SINGAPORE - The Government has yet to decide on the exact timing of the planned goods and services tax hike by 2 percentage points to 9 per cent, and it will exercise care in doing so, Finance Minister Heng Swee Keat said on Thursday.
"We will continue to monitor the prevailing economic conditions, spending trends and the buoyancy of our revenues carefully," he said, adding that when the hike kicks in, the Government will provide a transitional support package to help residents cope.
In a speech responding to 55 MPs who spoke over three days, Mr Heng noted the reservations that some had raised over the approach and timing of the GST hike, which was announced in last year's Budget and is slated to kick in some time between 2021 and 2025.
Ms Foo Mee Har (West Coast GRC) had urged the Government to delay the planned increase for as long as possible, suggesting that funds set aside in this term of government as well as the decision to use government debt to finance infrastructure could provide some leeway to postpone the hike.
But Mr Heng said the increase is necessary in the light of needs in healthcare and other areas. This decision, he stressed, was not made lightly.
In 2019 alone, the Health Ministry is expected to spend $6.1 billion to subsidise patient bills through existing permanent schemes enjoyed by all Singaporeans, he noted. This figure excludes further spending to boost healthcare facilities and medical research.
As a result, the base of healthcare spending has risen, said Mr Heng.

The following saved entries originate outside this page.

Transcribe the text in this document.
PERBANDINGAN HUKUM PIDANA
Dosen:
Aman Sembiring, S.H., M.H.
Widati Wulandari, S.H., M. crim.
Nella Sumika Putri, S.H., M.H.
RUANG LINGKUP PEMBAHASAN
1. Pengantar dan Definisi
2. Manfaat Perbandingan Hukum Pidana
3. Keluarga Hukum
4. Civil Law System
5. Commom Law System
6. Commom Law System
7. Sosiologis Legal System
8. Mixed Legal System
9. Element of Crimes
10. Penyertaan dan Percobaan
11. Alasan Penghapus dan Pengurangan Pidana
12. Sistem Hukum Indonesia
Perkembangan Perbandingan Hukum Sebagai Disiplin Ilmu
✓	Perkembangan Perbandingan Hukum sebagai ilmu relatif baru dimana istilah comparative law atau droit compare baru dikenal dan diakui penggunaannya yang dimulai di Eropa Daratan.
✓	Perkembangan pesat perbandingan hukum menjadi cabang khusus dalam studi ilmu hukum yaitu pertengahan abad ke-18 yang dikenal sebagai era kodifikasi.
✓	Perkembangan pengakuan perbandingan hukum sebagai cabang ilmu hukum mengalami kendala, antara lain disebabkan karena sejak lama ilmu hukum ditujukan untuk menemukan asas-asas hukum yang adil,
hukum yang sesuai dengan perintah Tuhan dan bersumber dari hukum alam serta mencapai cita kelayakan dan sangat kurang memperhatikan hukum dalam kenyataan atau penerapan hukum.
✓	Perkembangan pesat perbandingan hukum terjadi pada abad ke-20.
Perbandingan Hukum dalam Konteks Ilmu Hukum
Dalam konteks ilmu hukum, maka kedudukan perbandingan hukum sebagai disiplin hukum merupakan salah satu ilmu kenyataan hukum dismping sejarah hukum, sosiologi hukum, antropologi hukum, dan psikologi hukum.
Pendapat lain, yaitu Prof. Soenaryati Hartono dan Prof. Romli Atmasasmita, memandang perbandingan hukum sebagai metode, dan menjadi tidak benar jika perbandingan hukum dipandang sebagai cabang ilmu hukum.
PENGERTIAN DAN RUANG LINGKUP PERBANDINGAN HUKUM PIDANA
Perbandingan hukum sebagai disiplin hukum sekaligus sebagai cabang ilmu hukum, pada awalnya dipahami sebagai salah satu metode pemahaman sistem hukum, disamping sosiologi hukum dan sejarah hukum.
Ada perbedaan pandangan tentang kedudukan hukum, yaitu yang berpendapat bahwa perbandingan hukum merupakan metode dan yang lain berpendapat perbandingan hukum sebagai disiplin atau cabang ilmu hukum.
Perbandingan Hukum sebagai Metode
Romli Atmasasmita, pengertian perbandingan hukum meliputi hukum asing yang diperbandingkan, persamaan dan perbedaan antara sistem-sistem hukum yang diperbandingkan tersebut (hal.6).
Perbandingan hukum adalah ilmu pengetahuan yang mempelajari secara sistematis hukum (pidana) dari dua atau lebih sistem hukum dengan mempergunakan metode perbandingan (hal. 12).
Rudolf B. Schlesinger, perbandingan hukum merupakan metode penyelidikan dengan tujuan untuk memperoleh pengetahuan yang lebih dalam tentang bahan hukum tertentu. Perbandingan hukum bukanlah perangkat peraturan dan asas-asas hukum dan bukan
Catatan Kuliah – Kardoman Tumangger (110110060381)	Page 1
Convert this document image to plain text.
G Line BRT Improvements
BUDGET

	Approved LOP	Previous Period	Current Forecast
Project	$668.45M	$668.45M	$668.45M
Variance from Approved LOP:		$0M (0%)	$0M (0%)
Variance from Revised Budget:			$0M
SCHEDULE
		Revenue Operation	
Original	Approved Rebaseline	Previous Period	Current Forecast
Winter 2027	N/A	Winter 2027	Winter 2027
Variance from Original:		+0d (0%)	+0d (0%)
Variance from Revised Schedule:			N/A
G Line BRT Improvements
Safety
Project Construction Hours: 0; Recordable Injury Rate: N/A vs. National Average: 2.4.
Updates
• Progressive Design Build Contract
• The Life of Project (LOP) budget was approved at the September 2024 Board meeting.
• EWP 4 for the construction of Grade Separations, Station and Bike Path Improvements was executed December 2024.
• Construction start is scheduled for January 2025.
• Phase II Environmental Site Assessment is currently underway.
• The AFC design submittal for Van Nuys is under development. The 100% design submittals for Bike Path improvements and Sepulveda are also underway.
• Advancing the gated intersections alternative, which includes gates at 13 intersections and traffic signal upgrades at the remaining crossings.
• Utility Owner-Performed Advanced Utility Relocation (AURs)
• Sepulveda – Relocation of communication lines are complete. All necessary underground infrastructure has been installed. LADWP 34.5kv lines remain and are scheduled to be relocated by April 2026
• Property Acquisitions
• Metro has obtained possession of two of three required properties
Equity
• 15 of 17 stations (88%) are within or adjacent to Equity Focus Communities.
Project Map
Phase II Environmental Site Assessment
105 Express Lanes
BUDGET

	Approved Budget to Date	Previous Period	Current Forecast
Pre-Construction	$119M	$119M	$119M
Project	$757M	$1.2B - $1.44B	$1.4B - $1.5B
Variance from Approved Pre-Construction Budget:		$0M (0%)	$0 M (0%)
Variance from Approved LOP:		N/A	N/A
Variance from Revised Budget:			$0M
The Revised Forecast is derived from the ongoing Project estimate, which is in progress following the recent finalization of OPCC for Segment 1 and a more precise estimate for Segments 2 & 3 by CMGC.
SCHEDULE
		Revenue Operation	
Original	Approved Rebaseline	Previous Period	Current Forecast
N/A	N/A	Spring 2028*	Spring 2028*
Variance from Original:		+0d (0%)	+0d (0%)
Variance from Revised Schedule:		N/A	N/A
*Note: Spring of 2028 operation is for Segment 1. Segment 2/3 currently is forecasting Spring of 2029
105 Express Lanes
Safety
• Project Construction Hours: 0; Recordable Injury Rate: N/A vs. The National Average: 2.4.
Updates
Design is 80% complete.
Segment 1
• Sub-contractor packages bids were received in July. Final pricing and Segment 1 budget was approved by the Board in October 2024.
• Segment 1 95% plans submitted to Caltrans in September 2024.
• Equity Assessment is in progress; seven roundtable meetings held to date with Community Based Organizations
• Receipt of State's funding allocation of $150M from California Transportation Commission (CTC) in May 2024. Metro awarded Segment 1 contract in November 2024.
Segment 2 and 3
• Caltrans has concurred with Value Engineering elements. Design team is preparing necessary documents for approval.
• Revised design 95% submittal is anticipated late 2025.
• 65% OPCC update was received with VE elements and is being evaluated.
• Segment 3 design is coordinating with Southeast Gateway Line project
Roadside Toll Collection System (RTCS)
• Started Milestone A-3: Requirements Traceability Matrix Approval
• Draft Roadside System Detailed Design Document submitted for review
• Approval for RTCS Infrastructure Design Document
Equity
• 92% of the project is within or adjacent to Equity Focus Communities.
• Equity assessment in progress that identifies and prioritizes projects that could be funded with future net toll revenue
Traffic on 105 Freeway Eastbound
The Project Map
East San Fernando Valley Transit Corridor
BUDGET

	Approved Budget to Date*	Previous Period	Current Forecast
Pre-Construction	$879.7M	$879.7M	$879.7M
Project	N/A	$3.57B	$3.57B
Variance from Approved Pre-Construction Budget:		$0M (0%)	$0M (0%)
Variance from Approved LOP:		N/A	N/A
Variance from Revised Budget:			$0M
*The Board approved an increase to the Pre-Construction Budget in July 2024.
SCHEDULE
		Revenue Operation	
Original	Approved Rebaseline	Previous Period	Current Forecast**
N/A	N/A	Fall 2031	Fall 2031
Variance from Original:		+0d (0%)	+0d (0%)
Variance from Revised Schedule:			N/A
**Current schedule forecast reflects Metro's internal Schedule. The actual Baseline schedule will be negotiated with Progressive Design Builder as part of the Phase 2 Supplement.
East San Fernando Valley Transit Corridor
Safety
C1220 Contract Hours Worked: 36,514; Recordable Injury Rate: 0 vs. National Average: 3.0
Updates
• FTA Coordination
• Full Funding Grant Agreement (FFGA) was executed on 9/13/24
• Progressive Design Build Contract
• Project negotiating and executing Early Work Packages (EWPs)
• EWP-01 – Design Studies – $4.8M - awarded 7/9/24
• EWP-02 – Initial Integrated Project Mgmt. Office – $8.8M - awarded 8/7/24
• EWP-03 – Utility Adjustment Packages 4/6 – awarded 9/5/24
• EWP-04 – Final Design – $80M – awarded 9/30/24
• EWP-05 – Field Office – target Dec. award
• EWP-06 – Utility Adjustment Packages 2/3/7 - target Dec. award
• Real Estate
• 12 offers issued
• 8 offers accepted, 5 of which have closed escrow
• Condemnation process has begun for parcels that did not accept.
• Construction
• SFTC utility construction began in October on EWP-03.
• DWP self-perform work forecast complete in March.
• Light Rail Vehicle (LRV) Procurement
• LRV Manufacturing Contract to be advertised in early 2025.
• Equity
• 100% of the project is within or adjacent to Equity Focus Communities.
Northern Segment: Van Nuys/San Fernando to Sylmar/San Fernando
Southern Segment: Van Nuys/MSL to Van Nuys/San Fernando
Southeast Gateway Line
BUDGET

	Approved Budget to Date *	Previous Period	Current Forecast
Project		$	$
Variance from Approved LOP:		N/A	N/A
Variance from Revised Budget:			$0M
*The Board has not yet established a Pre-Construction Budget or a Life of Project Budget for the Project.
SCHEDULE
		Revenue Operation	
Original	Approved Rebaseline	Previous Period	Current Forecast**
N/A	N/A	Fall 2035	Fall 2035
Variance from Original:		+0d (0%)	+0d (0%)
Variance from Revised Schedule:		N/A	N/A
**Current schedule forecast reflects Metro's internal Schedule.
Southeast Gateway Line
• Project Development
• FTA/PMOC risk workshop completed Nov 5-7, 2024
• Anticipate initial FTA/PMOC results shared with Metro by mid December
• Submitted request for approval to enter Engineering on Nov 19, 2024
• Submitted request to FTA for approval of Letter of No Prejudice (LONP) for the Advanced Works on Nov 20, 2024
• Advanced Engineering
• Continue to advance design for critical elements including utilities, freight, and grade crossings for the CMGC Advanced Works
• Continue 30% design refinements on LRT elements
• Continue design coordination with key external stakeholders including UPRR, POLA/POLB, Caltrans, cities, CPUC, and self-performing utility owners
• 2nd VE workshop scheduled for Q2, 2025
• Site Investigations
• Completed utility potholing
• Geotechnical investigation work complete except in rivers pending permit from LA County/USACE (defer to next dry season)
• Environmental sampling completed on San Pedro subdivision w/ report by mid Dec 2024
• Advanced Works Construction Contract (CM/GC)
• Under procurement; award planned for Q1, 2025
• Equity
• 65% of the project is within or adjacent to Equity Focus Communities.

"As our population ages, spending on permanent healthcare schemes and other parts of the healthcare system will continue to increase structurally. Funding this requires a structural increase in our operating revenues," he said.
A GST hike is therefore necessary to support this structural increase in healthcare, among other critical needs like pre-school education and security, he said.
Such healthcare spending is also of "a completely different scale and nature" from cohort-based packages set aside for the Merdeka and Pioneer generations, he noted in his speech.
Following the speech, Workers' Party (WP) MP Low Thia Khiang (Aljunied GRC) sought clarification on how long this structural increase will last since the biggest ageing demographic now is the Merdeka Generation, which will diminish in number over time.
WP chief Pritam Singh added that his party was against the GST hike.
Last year, the WP said it supported the Budget, but voted against it because of the announcement on the GST. "This year, we support the Budget, but our position on the GST has not changed. And I just want to put that down for the record," Mr Singh said.
Replying to Mr Low, Mr Heng said that even though the medical doctors in the House will not have a definitive answer to Mr Low's question, the Government is carefully studying the variables that affect life expectancy and treatment cost structures.
"All I can say is that it is going to last for quite a number of years," he said.
Drawing laughter from the MPs, Mr Heng said each time he meets Health Minister Gan Kim Yong, Mr Gan comes up with a higher set of figures on healthcare costs.
Mr Heng noted in his speech that the GST tax increase is also similar to measures taken by other governments that face ageing societies.
"To address the growing fiscal burden from higher healthcare spending and demographic change, without further ballooning of public debt, there is a need for these governments to raise primary revenues," he added.
Member governments in the Organisation for Economic Cooperation and Development are estimated to require additional median revenues of 6.5 percentage points of gross domestic product by 2060. The planned GST increase of 2 percentage points is expected to raise Singapore's GDP by about 0.7 percentage point, he said.
Mr Heng, responding to Mr Liang Eng Hwa's (Holland-Bukit Timah GRC) speech on the role of surpluses accumulated in this term of government, said the monies will be reinvested into the national reserves. Half of the long-term returns from the reserves can be spent in future Budgets as part of the Net Investment Returns framework.
These contributions to the reserves are part of the Government's obligation to prepare for future uncertainties, he said, citing Mr Murali Pillai's (Bukit Batok) speech. "Any surpluses we have do not simply disappear at the end of the term."
Recalling his work as the managing director of the Monetary Authority of Singapore during the 2008 financial crisis, Mr Heng said surpluses and past reserves can help the Government provide targeted support to people who need help to tide over downturns.
"In planning for this financial year, we were also faced with the global economic outlook being downgraded by the International Monetary Fund (IMF), as global trade tensions grew," he said.
Last month, the IMF trimmed its global growth forecasts to 3.5 per cent for 2019 and 3.6 per cent for 2020, its second downgrade in three months.
Many commentators have in recent days said the cumulative surpluses over this term of government allows the Government to run deficits of up to an estimated $18.8 billion in the next two years.
Mr Heng said: "Fundamentally, we should not have the mentality of trying to spend everything that we have before the end of each term of government.
"As part of our long-term approach, we continue to review our plans and will deploy financial resources where necessary."